= Uthman Mukhtari =

Persian poet

Abū ‘Umar ‘Uthmān b. ‘Umar Mukhtārī Ghaznavī (born c. 467/1074-75, died 513×15/1118×21) was a Persian poet of the Ghaznavids, an empire originating from Ghazna located in Afghanistan. He had patrons at the courts of the Qarakhānids, the Seljūqs of Kirman, and the Ismaili ruler of Tabas.
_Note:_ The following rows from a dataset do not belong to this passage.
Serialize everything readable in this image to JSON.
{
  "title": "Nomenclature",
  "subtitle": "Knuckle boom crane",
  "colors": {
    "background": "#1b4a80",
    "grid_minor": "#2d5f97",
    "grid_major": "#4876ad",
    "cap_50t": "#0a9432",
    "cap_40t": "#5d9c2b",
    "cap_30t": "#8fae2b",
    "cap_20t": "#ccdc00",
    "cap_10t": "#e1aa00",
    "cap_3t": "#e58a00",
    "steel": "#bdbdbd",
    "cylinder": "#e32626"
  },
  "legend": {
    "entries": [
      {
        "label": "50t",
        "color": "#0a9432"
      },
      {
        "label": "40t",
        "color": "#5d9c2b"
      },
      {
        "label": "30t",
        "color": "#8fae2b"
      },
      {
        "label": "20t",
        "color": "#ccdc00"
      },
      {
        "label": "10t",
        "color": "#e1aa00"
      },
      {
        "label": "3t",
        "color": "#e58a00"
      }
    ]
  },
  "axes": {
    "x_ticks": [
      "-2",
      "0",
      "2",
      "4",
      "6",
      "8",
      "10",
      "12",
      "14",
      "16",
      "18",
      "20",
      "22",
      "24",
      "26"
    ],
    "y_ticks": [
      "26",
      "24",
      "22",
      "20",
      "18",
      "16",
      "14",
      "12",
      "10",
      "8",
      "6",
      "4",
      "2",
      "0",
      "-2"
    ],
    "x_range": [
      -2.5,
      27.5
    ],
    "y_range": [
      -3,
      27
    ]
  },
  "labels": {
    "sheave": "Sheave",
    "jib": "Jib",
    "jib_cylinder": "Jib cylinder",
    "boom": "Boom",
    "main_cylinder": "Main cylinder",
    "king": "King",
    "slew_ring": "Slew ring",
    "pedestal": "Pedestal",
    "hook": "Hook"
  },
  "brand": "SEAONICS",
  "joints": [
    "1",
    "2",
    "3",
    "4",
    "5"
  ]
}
In the assessment of A. A. Seyed-Gohrab,
in Persian literary history, he is known for his detailed and extensive poetic descriptions (vaṣf) and his interest in literary riddles. His ability lies first of all in the minute description of courtly events such as royal banquets, hunting grounds, battlefields, and Islamic and pre-Islamic Persian festivals.

Originating from Ghazna, he is thought to have written the Shahryar-nama, which describes the struggles of Muslims against Indian heathens during the Ghaznavid era. The epic was composed in 3 years. Parts of it remain in the British Museum. While at Tabas in 500-508 (1105–13), he composed the Hunar-nāma, dedicating it to the ruler of Tabas, Yamīm al-Dowla, one of the Ismaili aristocrats of Quhistān.

He was a great fan of Masud Sa'd Salman.